All multivitamins are not the same. Actually, “multivitamin” does not have a universally accepted meaning. According to the NIH, manufacturers have discretion over which nutrients to add and in what amounts. Several criteria, such as your age, gender, nutrition, and way of life, should be considered while deciding which one is best for you. However, a few essential nutrients are necessary for human health. If you want to make sure the multivitamin has all you need, check out these seven components.

Vitamin B12

You can’t function without vitamin B12, one of the eight B elements your body needs. In addition to helping your neurological system, vitamin B12 is required for making red blood cells, production of DNA, and metabolic function. Although it is theoretically feasible to obtain all the vitamin B12 you need through food alone, several factors might lead to an insufficient intake. For example, a lack of stomach acid and other digestive problems as you age might reduce your body’s capacity to absorb vitamin B12. In addition, vegetarians are especially vulnerable to a lack of this vitamin since it is concentrated in meat and other animal products.


Many individuals need more folate from their diets, even though it is present in foods, including fruits, vegetables, and legumes. Vitamin supplements (like the multivitamin you take) provide a form of folate that is more readily absorbed by the body than folate found in food, according to Harvard Health.
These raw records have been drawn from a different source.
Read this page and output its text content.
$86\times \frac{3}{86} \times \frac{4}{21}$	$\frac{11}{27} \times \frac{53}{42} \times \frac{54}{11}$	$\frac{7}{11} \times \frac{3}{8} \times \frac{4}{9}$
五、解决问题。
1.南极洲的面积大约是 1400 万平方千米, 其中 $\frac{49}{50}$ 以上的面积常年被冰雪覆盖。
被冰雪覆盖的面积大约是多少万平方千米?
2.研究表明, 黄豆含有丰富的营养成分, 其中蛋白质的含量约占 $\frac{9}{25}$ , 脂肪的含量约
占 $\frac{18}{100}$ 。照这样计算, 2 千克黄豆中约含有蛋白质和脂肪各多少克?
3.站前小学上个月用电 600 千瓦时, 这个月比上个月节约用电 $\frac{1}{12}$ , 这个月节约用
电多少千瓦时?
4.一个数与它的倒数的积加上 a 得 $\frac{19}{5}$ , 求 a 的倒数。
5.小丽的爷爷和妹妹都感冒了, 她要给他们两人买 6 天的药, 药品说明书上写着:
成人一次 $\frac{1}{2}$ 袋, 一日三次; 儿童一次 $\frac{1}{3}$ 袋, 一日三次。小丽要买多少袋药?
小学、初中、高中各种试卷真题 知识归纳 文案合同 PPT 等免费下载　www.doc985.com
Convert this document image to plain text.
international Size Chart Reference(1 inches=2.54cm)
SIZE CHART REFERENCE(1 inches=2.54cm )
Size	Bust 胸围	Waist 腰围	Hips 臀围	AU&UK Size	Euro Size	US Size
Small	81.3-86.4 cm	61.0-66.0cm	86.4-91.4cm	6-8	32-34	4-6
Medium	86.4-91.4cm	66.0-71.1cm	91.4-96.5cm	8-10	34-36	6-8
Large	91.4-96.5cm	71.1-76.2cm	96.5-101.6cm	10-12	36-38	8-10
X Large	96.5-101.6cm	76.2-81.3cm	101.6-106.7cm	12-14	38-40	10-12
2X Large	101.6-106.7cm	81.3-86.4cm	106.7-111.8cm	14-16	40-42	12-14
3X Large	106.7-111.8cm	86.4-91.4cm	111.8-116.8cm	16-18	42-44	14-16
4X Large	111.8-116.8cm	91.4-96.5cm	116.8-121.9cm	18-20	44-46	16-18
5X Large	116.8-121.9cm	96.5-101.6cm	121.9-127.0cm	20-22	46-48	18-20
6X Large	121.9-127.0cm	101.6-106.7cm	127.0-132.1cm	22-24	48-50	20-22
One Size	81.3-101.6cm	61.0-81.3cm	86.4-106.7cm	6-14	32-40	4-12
The necessary daily allowance for folate, 400 mcg by most individuals and 600 mcg while pregnant, is met by several multivitamins.

Vitamin D

The sun’s ultraviolet (UV) rays cause skin cells to create vitamin D when they strike the skin. In addition to helping keep calcium levels in your body where they should be, this mineral also helps keep your bones strong and healthy. In contrast, many individuals don’t receive enough sun to make enough vitamin D, especially in the fall and winter.


Consuming an adequate amount of iron guarantees robust circulation and efficient delivery of oxygen from the lungs to the body’s other organs. Most multivitamins include the total daily value of iron (18 mg) as iron, the form most suited for absorption. According to the NIH, iron insufficiency is relatively frequent. Therefore it’s important to include iron in your multivitamin.


Maintaining healthy bones, heart, muscles, and brain depend on getting enough calcium in the diet. Depending on their ages and gender, adults require between 1,000 and 1,200 milligrams of calcium daily. However, many people, especially vegans and vegetarians, don’t get enough calcium. In addition, even if they get enough calcium in their diet, some people may still need a supplement if they have digestive problems or overeat protein or salt.


Magnesium is essential for several reasons, including its involvement in sustaining muscle and neuron function and helping control heart rate and blood sugar. Magnesium deficiency is often asymptomatic in those who suffer from it. However, if the deficit persists for a long time, it can lead to hypertension, diabetes, cardiovascular disease, and bone loss. Magnesium intake for adults should be between 310 and 420 milligrams.


Zinc is an essential element for metabolism and also helps with immunity, tissue repair, and maintaining our taste and smell senses. Men should take 11 mg every day and women 8 mg daily. Even if you consume zinc-rich foods like meat and dairy, obtaining a minimum of 100% of U.S. RDA from the supplement is good because it is difficult to overdose on zinc (the maximum safe limit is 40 mg daily).